You can see the code here in the gist. And below is the benchmark:
goos: windows
goarch: amd64
pkg: github.com
cpu: 12th Gen Intel(R) Core(TM) i7-1255U
BenchmarkSmall/concat_naive______________________-12 2725071 449.6 ns/op 1520 B/op 9 allocs/op
BenchmarkSmall/concat_string_builder_without_grow-12 3993370 287.7 ns/op 984 B/op 5 allocs/op
BenchmarkSmall/concat_assign_index_______________-12 4681068 255.5 ns/op 288 B/op 1 allocs/op
BenchmarkSmall/concat_bytes_buffer_______________-12 6646387 179.3 ns/op 576 B/op 2 allocs/op
BenchmarkSmall/concat_fast_using_append__________-12 8743449 148.8 ns/op 576 B/op 2 allocs/op
BenchmarkSmall/concat_string_builder_____________-12 12188716 95.24 ns/op 288 B/op 1 allocs/op
BenchmarkSmall/concat_+_operator_________________-12 11912088 96.59 ns/op 288 B/op 1 allocs/op
BenchmarkSmall/concat_fast_improved______________-12 13002703 90.33 ns/op 288 B/op 1 allocs/op
BenchmarkSmall/concat_fast_improved_using_copy___-12 14131878 97.54 ns/op 288 B/op 1 allocs/op
BenchmarkMedium/concat_naive______________________-12 14560 82115 ns/op 509697 B/op 98 allocs/op
BenchmarkMedium/concat_string_builder_without_grow-12 172482 5974 ns/op 34240 B/op 12 allocs/op
BenchmarkMedium/concat_assign_index_______________-12 130524 8269 ns/op 9472 B/op 1 allocs/op
BenchmarkMedium/concat_bytes_buffer_______________-12 447615 2940 ns/op 18944 B/op 2 allocs/op
BenchmarkMedium/concat_fast_using_append__________-12 376473 2819 ns/op 18944 B/op 2 allocs/op
BenchmarkMedium/concat_string_builder_____________-12 655304 1619 ns/op 9472 B/op 1 allocs/op
BenchmarkMedium/concat_+_operator_________________-12 746950 1637 ns/op 9472 B/op 1 allocs/op
BenchmarkMedium/concat_fast_improved______________-12 749499 1613 ns/op 9472 B/op 1 allocs/op
BenchmarkMedium/concat_fast_improved_using_copy___-12 864777 1623 ns/op 9472 B/op 1 allocs/op
BenchmarkBig/concat_naive______________________-12 2 745434800 ns/op 4995658496 B/op 10072 allocs/op
BenchmarkBig/concat_string_builder_without_grow-12 1558 901401 ns/op 5241548 B/op 30 allocs/op
BenchmarkBig/concat_assign_index_______________-12 1155 941113 ns/op 999430 B/op 1 allocs/op
BenchmarkBig/concat_bytes_buffer_______________-12 2985 438088 ns/op 1998854 B/op 2 allocs/op
BenchmarkBig/concat_fast_using_append__________-12 2904 444509 ns/op 1998854 B/op 2 allocs/op
BenchmarkBig/concat_string_builder_____________-12 4792 245516 ns/op 999429 B/op 1 allocs/op
BenchmarkBig/concat_fast_improved______________-12 4142 242516 ns/op 999429 B/op 1 allocs/op
BenchmarkBig/concat_fast_improved_using_copy___-12 4478 260349 ns/op 999430 B/op 1 allocs/op
PASS
ok github.com 39.751s
Lessons Learn #
I think there are a couple of things we can learn from this:
- Avoid memory allocation as much as we can.
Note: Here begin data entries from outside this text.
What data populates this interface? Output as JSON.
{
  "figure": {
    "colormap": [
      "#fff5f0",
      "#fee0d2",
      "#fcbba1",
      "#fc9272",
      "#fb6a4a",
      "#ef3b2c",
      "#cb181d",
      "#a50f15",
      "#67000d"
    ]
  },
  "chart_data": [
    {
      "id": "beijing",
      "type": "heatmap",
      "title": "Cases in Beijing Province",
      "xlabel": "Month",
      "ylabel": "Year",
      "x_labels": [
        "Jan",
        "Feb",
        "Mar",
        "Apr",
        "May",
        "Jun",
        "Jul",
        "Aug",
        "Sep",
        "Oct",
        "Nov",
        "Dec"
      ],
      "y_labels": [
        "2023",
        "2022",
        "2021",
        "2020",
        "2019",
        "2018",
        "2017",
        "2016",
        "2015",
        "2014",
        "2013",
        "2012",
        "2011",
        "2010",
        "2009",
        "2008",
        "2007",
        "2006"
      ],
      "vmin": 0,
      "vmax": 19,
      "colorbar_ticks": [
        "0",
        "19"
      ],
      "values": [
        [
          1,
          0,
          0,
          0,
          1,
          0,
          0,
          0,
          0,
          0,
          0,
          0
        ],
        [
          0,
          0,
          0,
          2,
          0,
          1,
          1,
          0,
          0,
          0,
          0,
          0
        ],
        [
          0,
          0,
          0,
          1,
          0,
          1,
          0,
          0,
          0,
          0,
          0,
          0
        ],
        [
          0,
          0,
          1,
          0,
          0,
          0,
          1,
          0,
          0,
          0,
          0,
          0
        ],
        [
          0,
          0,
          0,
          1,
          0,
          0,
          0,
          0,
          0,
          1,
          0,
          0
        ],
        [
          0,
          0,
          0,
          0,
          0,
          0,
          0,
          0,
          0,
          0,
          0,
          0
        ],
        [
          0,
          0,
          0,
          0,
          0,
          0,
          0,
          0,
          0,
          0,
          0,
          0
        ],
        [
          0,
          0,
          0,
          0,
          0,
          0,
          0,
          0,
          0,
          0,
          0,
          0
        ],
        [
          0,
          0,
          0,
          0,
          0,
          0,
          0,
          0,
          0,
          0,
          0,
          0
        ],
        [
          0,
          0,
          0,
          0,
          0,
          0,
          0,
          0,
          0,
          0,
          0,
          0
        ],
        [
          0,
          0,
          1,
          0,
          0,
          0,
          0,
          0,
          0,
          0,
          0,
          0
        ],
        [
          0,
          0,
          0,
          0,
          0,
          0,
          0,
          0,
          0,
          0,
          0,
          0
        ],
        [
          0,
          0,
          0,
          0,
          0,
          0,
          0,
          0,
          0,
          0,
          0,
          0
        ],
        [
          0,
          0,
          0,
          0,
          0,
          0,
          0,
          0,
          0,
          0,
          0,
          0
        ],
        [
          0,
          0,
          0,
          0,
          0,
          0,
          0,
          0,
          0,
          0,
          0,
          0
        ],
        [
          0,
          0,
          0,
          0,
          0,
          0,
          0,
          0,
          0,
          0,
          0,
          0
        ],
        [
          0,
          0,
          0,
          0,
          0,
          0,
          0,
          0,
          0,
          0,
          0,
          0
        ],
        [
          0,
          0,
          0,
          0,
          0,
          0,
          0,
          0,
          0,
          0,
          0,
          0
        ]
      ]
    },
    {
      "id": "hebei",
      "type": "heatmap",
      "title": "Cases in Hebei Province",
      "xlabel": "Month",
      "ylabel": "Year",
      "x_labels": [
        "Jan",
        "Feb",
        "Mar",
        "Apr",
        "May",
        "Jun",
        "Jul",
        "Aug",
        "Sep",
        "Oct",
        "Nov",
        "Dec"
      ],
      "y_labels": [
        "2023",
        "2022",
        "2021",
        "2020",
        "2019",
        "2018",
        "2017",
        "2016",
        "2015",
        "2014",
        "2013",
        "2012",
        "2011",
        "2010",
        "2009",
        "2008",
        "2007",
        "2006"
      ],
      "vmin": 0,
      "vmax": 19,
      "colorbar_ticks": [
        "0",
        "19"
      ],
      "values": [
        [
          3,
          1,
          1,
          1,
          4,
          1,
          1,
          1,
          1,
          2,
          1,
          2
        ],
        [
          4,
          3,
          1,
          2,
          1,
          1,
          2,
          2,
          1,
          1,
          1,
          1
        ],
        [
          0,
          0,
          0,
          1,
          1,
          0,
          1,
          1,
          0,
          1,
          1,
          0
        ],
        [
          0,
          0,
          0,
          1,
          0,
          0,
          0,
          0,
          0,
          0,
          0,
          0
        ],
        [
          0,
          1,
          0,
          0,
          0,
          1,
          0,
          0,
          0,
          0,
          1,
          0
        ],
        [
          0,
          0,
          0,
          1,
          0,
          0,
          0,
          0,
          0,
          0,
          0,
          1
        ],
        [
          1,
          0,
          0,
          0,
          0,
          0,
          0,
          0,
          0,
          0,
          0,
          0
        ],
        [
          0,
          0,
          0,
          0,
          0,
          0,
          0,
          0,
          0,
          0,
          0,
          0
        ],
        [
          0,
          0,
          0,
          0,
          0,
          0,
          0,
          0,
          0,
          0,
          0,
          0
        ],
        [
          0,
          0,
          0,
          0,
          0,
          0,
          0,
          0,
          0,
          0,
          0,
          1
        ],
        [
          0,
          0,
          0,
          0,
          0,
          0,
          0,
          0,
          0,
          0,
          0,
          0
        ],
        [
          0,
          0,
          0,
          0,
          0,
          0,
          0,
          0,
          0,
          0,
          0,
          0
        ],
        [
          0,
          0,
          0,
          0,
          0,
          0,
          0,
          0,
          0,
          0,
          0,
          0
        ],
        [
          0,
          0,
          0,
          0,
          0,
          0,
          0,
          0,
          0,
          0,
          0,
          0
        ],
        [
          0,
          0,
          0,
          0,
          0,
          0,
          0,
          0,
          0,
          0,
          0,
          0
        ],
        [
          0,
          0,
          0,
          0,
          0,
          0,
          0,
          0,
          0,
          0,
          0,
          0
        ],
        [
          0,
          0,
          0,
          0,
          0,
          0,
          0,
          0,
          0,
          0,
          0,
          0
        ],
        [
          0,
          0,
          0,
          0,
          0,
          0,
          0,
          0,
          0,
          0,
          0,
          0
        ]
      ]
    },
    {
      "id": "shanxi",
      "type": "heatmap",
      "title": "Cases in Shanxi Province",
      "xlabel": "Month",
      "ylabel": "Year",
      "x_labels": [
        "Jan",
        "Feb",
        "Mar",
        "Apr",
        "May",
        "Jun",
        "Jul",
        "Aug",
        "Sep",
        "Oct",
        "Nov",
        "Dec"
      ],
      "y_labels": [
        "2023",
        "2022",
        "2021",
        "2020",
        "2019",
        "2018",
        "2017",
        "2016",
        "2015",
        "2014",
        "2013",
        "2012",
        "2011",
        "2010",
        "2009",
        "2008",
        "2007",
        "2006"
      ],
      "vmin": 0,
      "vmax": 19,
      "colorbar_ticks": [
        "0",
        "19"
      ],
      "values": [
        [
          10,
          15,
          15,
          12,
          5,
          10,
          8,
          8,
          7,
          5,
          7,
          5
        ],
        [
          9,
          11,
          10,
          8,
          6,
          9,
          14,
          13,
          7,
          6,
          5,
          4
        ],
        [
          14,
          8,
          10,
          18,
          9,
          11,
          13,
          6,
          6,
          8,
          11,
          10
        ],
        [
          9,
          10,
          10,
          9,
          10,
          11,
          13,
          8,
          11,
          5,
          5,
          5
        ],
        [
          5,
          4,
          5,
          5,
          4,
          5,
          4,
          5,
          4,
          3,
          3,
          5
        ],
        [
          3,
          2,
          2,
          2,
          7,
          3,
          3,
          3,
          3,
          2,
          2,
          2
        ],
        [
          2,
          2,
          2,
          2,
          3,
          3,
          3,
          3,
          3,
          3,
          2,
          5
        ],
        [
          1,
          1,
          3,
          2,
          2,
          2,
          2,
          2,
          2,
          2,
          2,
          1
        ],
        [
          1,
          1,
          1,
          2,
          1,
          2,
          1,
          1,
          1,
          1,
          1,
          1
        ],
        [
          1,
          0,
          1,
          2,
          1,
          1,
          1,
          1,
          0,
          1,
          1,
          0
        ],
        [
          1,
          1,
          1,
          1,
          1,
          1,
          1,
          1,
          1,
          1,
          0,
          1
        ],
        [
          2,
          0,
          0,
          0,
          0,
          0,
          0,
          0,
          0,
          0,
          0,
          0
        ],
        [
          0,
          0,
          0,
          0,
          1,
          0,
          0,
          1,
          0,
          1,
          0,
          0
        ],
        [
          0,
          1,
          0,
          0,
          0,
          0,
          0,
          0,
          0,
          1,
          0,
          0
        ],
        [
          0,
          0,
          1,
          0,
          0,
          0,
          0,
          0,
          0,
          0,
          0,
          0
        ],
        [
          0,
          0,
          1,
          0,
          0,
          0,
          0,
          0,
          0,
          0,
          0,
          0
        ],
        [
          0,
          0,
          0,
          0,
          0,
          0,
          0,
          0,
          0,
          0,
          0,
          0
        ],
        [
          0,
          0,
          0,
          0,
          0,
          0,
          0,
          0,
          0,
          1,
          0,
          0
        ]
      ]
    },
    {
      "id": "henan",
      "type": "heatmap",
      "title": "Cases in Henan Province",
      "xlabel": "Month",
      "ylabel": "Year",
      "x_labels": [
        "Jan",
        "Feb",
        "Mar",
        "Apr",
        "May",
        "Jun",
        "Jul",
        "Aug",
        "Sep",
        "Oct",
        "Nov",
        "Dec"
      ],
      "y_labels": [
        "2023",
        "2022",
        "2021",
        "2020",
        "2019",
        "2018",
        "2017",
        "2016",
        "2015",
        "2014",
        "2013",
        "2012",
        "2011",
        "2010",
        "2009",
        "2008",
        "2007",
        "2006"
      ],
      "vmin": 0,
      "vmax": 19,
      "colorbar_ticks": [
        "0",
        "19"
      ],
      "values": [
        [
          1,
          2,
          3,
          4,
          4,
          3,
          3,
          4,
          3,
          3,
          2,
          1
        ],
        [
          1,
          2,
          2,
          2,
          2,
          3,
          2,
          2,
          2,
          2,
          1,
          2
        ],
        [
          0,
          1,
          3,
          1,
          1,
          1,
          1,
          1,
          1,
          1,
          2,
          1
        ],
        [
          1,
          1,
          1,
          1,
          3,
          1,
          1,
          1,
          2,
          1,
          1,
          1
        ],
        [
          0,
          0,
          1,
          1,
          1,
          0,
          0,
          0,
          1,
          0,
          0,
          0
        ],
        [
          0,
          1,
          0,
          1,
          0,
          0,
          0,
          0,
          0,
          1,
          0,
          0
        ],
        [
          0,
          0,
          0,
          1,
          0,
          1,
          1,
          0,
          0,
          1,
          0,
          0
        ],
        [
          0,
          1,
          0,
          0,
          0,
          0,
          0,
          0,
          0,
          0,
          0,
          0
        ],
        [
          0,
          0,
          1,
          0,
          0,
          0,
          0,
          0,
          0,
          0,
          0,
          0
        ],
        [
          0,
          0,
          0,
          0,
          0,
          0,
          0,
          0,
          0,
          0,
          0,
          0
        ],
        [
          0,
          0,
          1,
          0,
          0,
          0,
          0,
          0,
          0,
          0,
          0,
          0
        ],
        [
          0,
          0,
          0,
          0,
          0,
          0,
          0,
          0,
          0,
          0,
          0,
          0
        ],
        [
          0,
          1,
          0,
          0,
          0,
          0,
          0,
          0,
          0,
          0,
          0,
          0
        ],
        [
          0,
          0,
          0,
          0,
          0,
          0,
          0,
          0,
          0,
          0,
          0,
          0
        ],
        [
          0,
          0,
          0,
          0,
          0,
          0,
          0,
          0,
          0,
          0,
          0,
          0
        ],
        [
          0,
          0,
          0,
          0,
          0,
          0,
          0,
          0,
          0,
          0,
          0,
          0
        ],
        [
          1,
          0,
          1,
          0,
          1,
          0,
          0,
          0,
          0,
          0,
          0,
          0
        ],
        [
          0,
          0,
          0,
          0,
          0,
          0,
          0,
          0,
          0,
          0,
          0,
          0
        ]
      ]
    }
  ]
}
- Whenever a slice is used, try to allocate enough memory for it in advance.
- Take advantage of built-in functions like
append
, copy
,... - Sometimes
unsafe
package can provide some pretty good hacks for better performance, but they should be used with care. - Try to run benchmarks with multiple cases, small, medium, and large inputs to see the differences and improve the code from there.
- There are a lot of things we can learn from the Go SDK, like strings.Builder in this case.
- Explore the SDK code is a good way to learn and be a better Gopher.